Containing the plot and story of a movie literally called Jurassic World: Dominion to yet another park or biodome is a massive letdown. Dr. Malcom’s speech at the end of Fallen Kingdom promised so much, but Dominion only delivered in the form of news clips. Meanwhile, Owen (Pratt) and Claire (Howard) are busy playing house in the snowy woods with Maisie (Isabella Sermon), a clone created using the same technology as some of the dinosaurs. That summary is admittedly selling the plot line short, since they’re keeping her safe from Biosyn, but it’s yet another example of keeping the story too contained. Pratt and Howard are actually quite good in this when they’re given their few chances to act emotional and not just run or hide from dinosaurs, but those moments are too few and far between.

All the while, I can’t help but be enamored with many of the dinosaur scenes. The film opens with a massive mosasaurus attacking a fishing boat, which immediately establishes the terror of dinosaurs living among us. In the news reels, we see other scattered incidents as well, including dinos wrecking an outdoor wedding, but that’s about the extent of the worldwide troubles we see. Even still, Owen racing against dinosaurs on his motorcycle, or Claire trying her absolute best to survive being hunted, alone in the jungle, will have you on the edge of your seat or curled up in a ball, hoping for the characters’ survival. Like the original Jurassic Park, there are some moments that could easily find themselves in horror movies. When you go to a movie looking for exciting and terrifying dinosaur action, these are exactly the kind you’re looking for, and they don’t disappoint.
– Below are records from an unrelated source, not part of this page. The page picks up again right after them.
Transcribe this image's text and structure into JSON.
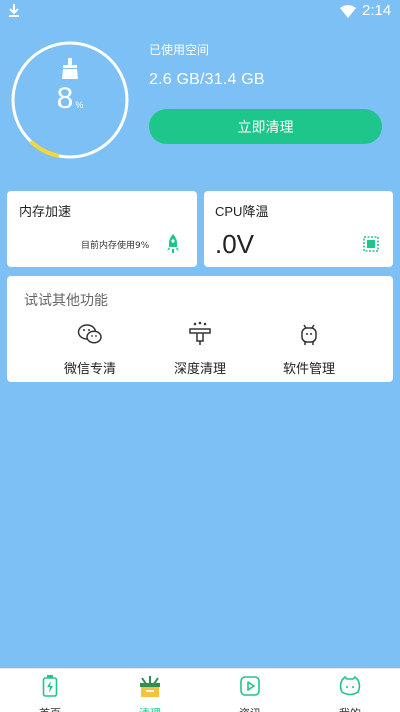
{
  "status_bar": {
    "time": "2:14"
  },
  "gauge": {
    "value": "8",
    "unit": "%",
    "used_fraction": 0.08
  },
  "storage": {
    "label": "已使用空间",
    "value": "2.6 GB/31.4 GB"
  },
  "clean_button": {
    "label": "立即清理"
  },
  "memory_card": {
    "title": "内存加速",
    "subtitle": "目前内存使用9%"
  },
  "cpu_card": {
    "title": "CPU降温",
    "value": ".0V"
  },
  "features": {
    "title": "试试其他功能",
    "items": [
      {
        "label": "微信专清",
        "icon": "wechat-icon"
      },
      {
        "label": "深度清理",
        "icon": "deep-clean-icon"
      },
      {
        "label": "软件管理",
        "icon": "app-manage-icon"
      }
    ]
  },
  "bottom_nav": {
    "items": [
      {
        "label": "首页",
        "icon": "battery-icon"
      },
      {
        "label": "清理",
        "icon": "broom-box-icon",
        "active": true
      },
      {
        "label": "资讯",
        "icon": "play-icon"
      },
      {
        "label": "我的",
        "icon": "face-icon"
      }
    ]
  },
  "colors": {
    "background": "#7cc0f6",
    "accent": "#1fc68b",
    "gauge_fill": "#f5d838"
  }
}
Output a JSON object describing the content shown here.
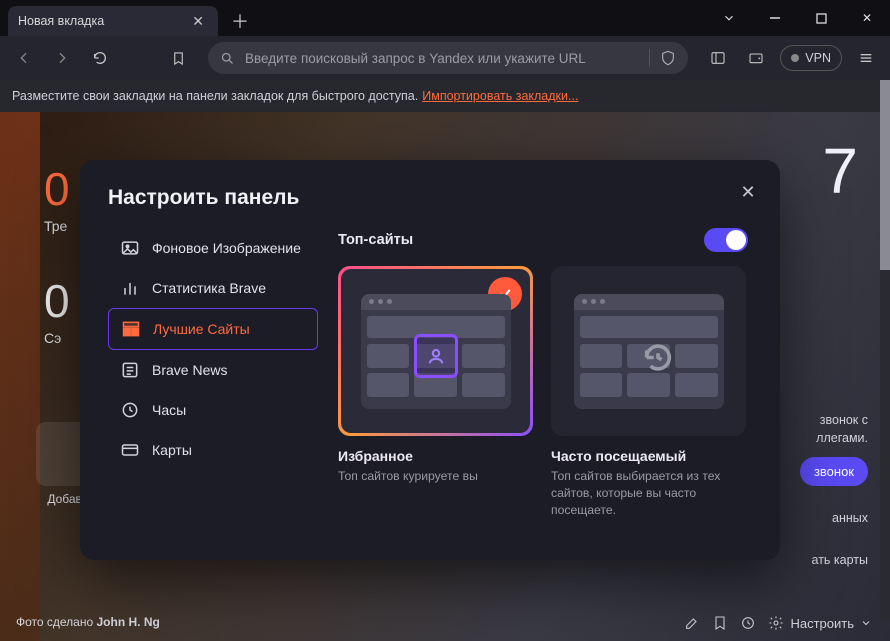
{
  "tab": {
    "title": "Новая вкладка"
  },
  "toolbar": {
    "placeholder": "Введите поисковый запрос в Yandex или укажите URL",
    "vpn_label": "VPN"
  },
  "bookmarks_bar": {
    "prompt": "Разместите свои закладки на панели закладок для быстрого доступа.",
    "import_link": "Импортировать закладки..."
  },
  "ntp": {
    "clock": "7",
    "stat_value": "0",
    "stat_label": "Тре",
    "stat_value2": "0",
    "stat_label2": "Сэ",
    "add_label": "Добави",
    "call_text1": "звонок с",
    "call_text2": "ллегами.",
    "call_button": "звонок",
    "link2": "анных",
    "link3": "ать карты",
    "photo_prefix": "Фото сделано",
    "photo_author": "John H. Ng",
    "customize": "Настроить"
  },
  "modal": {
    "title": "Настроить панель",
    "side": [
      {
        "label": "Фоновое Изображение"
      },
      {
        "label": "Статистика Brave"
      },
      {
        "label": "Лучшие Сайты"
      },
      {
        "label": "Brave News"
      },
      {
        "label": "Часы"
      },
      {
        "label": "Карты"
      }
    ],
    "section_title": "Топ-сайты",
    "card1": {
      "title": "Избранное",
      "desc": "Топ сайтов курируете вы"
    },
    "card2": {
      "title": "Часто посещаемый",
      "desc": "Топ сайтов выбирается из тех сайтов, которые вы часто посещаете."
    }
  }
}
Eventually, though, after enough near encounters and deus ex machina scares, the stakes just continue to get lower and lower, which takes some of the effectiveness out of the later attacks. 

Jurassic World: Dominion’s main problem is that it just doesn’t seem to have a point. It’s not the cynical sucking up of The Rise of Skywalker, and it isn’t the near-perfect wrap-up of The Deathly Hallows Part 2… it’s just kind of boring. There’s not a lot to it. It’s not going to insult your intelligence, but it’s also not going to make you think deeply about anything, or even make you leave the theater amped up. It just blandly exists, and that’s it’s biggest problem.